ちょっとあいつに面影を重ねている感はあるよ? 顔は似てないし性格もまったく違うのに妙に居心地がいい。
私は照れくさいのをにへへと笑ってごまかす。ついでに自分のお皿に取り分けた唐揚げにレモンをかけていれば、息を呑んだライゼンが顔を手で隠していた。
どうしたよ、レモン果汁が飛んだか?
首をかしげたけど、あっと思い出す。肝心なことを言うのを忘れていた!
「ただ手持ちの資金があんまりないから、道中稼ぎがてら行かせてほしい」
「その前に、どこへ行くか決めてるのか」
……あ、そっちを考えるのも忘れてた。
やっほー! 旅だ旅ー! とテンション上がりまくっていたのもあるけど、お子様扱いされてばかりの状況をなんとかするほうが先で、それどころじゃなかったんだ。
仕事の依頼はどこで、何を、どれくらいの期間やるかを明確にするのが鉄則なのに。
ぴったりと黙り込んだ私に、ライゼンの目がどんどん半眼になっていく。
「まさか……」
「い、いやいや決めてるよ! え、えーとそのスイマリアの天燈祭!」
とっさに思い付いたのは、お茶会という名のお見合いでご令嬢の一人が言っていたお祭りだ。
天燈祭は灯籠を空に飛ばし、故人が天空神タイヴァスに抱かれて安らかに眠れるようにと祈りを捧げる祭りだという。
天空神とか正直、まったく! 興味ないけど、夜空に昇っていく沢山の明かりはそれは美しいものだったとうっとりとするご令嬢の話で、すんごく気になっていたのだ。

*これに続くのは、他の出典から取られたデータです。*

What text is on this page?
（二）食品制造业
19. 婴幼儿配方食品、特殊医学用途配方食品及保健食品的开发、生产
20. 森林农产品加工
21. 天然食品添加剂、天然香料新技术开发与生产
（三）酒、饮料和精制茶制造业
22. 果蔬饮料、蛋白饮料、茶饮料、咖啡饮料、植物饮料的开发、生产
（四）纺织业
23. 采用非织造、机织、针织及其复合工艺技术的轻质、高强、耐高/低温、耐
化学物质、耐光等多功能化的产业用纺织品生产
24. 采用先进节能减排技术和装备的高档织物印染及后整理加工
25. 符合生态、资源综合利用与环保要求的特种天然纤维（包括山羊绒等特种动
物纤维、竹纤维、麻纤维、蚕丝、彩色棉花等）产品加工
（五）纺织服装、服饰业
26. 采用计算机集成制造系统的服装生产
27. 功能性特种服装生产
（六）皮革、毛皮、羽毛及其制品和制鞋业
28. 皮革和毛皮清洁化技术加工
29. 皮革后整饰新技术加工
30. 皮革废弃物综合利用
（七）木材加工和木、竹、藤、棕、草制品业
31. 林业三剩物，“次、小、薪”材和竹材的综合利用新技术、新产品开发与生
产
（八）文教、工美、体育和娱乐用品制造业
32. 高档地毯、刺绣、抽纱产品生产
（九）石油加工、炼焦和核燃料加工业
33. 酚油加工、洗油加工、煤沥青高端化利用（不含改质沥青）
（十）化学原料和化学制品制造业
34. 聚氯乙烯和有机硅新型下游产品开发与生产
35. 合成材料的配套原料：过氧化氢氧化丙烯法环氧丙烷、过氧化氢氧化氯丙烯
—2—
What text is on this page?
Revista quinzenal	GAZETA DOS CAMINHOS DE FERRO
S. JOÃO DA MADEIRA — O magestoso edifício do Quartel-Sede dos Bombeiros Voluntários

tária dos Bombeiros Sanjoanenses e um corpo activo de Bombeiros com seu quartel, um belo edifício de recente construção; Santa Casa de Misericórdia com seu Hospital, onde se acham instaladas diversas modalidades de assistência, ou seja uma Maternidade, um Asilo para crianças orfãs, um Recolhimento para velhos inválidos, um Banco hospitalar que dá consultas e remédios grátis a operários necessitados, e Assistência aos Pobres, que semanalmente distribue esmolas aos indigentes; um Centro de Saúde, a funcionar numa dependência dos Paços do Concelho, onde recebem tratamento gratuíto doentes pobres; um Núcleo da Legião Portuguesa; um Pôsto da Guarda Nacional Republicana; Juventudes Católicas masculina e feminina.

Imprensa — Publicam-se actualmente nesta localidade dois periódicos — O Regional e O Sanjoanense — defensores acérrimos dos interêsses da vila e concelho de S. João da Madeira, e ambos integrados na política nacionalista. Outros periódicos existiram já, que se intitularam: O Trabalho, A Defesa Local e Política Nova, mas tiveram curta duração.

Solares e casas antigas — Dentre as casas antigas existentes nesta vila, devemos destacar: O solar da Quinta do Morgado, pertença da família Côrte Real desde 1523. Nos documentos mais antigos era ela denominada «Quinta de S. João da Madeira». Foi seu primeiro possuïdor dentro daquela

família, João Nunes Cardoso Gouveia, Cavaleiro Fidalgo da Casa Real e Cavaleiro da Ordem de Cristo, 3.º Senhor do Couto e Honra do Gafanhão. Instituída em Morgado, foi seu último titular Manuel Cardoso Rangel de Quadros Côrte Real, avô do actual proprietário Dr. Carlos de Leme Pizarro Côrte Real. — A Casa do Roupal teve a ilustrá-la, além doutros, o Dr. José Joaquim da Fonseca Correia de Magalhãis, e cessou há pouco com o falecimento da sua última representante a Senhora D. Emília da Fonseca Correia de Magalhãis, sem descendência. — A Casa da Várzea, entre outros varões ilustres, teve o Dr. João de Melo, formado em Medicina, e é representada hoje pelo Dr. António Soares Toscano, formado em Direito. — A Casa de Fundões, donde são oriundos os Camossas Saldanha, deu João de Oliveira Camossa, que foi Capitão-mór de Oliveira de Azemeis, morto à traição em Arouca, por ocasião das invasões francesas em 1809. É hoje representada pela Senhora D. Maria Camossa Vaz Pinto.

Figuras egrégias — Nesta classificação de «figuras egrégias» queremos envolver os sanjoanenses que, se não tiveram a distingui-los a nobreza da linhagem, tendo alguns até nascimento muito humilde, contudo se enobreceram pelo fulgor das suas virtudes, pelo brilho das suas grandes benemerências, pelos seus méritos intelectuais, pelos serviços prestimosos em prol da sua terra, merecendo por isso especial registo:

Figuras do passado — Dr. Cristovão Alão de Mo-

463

いい感じに有休消化できそうな距離だし、何よりスイマリアは行ったことがない場所だ。しかもその祭りがある街には温泉まであるらしい。
思い付きだけれど、今回のまったり旅の目的地としてはなかなか良いのでは?
「その道中も気になった所があったら、寄り道沢山したいんだ」
「なるほどな。スイマリアとなると、ここから一ヶ月くらいか」
「とりあえず、あんたはこのグランツを出て行くまででかまわないよ」
そもそも金策がうまくいかなかったら、途中でごめんなさいしなきゃいけないわけだし。
子供に過保護なグランツさえ出れば、私一人でもなんとかなると思うからな。
気を使って言ったつもりだったのだが、ライゼンにはこれ見よがしにため息をつかれた。
「そこは先に交渉すれば良いだろうに」
「何言ってんの。あんた銀級でしょう? 専門が魔物討伐か護衛かは知らないけど依頼をえり好みできるだけの実力を安売りしちゃだめだよ」
「俺の専門は害獣討伐だが」
「うわ、エリート中のエリートじゃない」
技術の買い叩き、だめ絶対。
王様業で徹底していたことを、まさか私が破るわけにはいくまいて。
かりじゅわな唐揚げをもぐもぐする私に、ライゼンは何故か頭を抱えていた。
解せぬ反応だと思ったけど、これは期待しちゃうぞ?
「そうやって訊いてくれるってことは、受けてくれるの?」
「……俺がそれだけの期間の護衛任務を請け負うとなると、これくらいは必要なんだが」
ライゼンがぴんと立てた指を見て、私は真顔になった。
「無理ですね」
いやわかっていたけれども、めっちゃ高かった。そうだよな、人一人分のお給料最低一ヶ月分に危険手当を支払うのだ。銀級ならなおさらである。
「だろう? だからな、旅の道連れってのはどうだ」
ライゼンの提案に、唸っていた私は目を丸くする。